The Azera is a road trip cruise ship that parks easily, gets decent fuel economy, and is quite practical. Trunk dimensions are on par with the best in the segment, so you can stow all sorts of stuff out back, which leaves loads of leg room for passengers in the heated rear bench space. Since both suspension and steering were re-calibrated during the most recent refresh, road connectivity and turning ease are on point too, and bumps are absorbed beautifully as even the lower profile rubber wrapped around those 19-inch alloy wheels did not cause discomfort.
On the dark side, the Azera still feels a bit aloof when it comes to steering feedback, and not having all-wheel drive makes winter wandering a bit of a concern. It also doesn’t have a sport button or a duo of paddle shifters like its Cadenza cousin, so drivers are limited to Regular, Eco, and slapping the gear selector around to keep revs up.
But don’t get fooled into thinking the Azera is timid, either. While it may not have the ferocity of the 3.8-liter Genesis R-spec we hooned last September, there is plenty to applaud in the drive department, starting with how smoothly the engine and gearbox work together. Expect zero-to-60 times to hover around six seconds, but be prepared for some body roll and nose dive due to the re-calibrated suspension setup. It’s a cruiser, not a bruiser, so if you want a little more sportiness and a similar warranty, it might be best to consider the overhauled Cadenza instead.
Wrap up and review
For the most part, the 2016 Azera is a carryover model from years past, and while it has been massaged into a more lithe and loaded luxury sedan, it has a tall order to fill if it wants to truly compete with equally priced cars like the Nissan Maxima Platinum.

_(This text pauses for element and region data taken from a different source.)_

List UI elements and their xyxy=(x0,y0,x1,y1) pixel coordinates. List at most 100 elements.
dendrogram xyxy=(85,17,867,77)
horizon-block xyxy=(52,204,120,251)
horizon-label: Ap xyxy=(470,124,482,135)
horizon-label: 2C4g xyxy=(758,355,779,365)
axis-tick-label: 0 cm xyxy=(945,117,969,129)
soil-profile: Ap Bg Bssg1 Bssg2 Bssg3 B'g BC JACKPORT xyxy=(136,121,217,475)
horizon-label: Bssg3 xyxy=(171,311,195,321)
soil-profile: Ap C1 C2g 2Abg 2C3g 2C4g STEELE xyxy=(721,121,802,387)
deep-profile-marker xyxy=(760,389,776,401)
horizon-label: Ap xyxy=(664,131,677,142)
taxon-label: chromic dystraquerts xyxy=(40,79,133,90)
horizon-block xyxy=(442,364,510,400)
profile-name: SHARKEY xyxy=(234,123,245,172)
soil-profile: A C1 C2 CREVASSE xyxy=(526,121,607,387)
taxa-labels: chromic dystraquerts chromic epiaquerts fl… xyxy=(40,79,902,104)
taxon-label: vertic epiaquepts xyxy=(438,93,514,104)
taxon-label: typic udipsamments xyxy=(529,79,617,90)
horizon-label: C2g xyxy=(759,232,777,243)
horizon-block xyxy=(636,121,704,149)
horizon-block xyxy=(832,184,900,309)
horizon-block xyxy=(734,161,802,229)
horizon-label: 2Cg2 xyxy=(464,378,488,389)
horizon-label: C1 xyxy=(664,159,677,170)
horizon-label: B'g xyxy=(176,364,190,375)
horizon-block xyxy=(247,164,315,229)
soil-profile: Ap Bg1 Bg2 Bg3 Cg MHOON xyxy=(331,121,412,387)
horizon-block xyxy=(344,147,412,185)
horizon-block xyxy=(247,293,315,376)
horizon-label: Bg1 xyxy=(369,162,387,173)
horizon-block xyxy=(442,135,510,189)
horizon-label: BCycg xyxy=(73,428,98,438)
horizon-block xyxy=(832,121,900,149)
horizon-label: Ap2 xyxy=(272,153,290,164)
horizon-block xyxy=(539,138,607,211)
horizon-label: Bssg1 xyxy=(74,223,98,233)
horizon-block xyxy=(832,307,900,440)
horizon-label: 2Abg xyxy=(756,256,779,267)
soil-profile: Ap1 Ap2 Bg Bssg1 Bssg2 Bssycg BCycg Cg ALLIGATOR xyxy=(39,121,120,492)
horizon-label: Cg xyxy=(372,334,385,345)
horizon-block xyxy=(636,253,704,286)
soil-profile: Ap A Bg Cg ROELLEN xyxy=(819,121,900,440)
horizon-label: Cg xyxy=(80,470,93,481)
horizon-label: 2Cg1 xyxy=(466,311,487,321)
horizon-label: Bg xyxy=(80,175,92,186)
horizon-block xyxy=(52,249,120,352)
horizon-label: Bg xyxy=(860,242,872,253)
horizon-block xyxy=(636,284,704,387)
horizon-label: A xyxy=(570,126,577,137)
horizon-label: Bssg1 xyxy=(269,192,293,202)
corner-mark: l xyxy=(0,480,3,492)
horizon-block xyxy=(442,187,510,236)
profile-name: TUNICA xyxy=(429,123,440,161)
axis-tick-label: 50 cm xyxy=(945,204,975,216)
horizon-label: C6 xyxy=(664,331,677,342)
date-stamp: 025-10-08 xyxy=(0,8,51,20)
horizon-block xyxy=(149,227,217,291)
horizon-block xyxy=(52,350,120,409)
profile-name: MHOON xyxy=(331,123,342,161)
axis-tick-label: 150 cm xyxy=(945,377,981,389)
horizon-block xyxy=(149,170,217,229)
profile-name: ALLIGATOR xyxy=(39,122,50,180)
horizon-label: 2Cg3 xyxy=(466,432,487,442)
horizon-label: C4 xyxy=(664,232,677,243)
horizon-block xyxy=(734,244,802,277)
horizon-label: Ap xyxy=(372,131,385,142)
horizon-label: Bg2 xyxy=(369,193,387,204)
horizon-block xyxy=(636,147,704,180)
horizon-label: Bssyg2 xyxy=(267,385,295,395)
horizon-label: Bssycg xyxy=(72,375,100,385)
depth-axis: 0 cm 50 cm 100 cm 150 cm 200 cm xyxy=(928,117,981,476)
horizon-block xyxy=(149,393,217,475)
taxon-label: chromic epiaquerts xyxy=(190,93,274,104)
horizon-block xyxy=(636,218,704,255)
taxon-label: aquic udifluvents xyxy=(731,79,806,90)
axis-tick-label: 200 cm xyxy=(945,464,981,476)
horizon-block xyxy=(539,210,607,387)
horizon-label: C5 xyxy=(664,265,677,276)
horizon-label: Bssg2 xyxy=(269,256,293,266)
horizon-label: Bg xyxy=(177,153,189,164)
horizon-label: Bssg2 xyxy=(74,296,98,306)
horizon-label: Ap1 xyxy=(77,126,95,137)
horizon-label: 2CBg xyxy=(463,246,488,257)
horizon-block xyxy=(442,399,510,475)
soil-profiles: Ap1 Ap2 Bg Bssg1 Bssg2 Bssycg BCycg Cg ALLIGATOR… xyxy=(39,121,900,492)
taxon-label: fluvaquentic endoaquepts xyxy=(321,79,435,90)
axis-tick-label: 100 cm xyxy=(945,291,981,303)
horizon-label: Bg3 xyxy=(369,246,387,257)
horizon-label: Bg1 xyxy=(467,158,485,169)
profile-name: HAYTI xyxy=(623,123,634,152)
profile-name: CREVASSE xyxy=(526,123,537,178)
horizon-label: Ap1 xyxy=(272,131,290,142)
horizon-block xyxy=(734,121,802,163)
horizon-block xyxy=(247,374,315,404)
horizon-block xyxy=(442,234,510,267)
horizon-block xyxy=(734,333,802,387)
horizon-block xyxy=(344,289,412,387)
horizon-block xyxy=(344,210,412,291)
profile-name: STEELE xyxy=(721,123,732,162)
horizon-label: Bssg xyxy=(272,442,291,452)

While the 2017 Cadenza makes a strong argument for going with the Azera’s sportier cousin, at $40,320 the Hyundai is a full four grand cheaper, and good luck getting all of these amenities in a European sedan for that much. The Limited model also piles on numerous extras for no additional cost, so buyers don’t have to sweat endless package options.
But unless Hyundai invests the money in a substantial overhaul similar to Kia, we’re worried that the Azera’s days may be numbered as sales remain low when compared to other vehicles in the automaker’s line. Nevertheless, in Limited trim, it’s still a damn fine automobile, and earns a place on any sedan shopper’s list.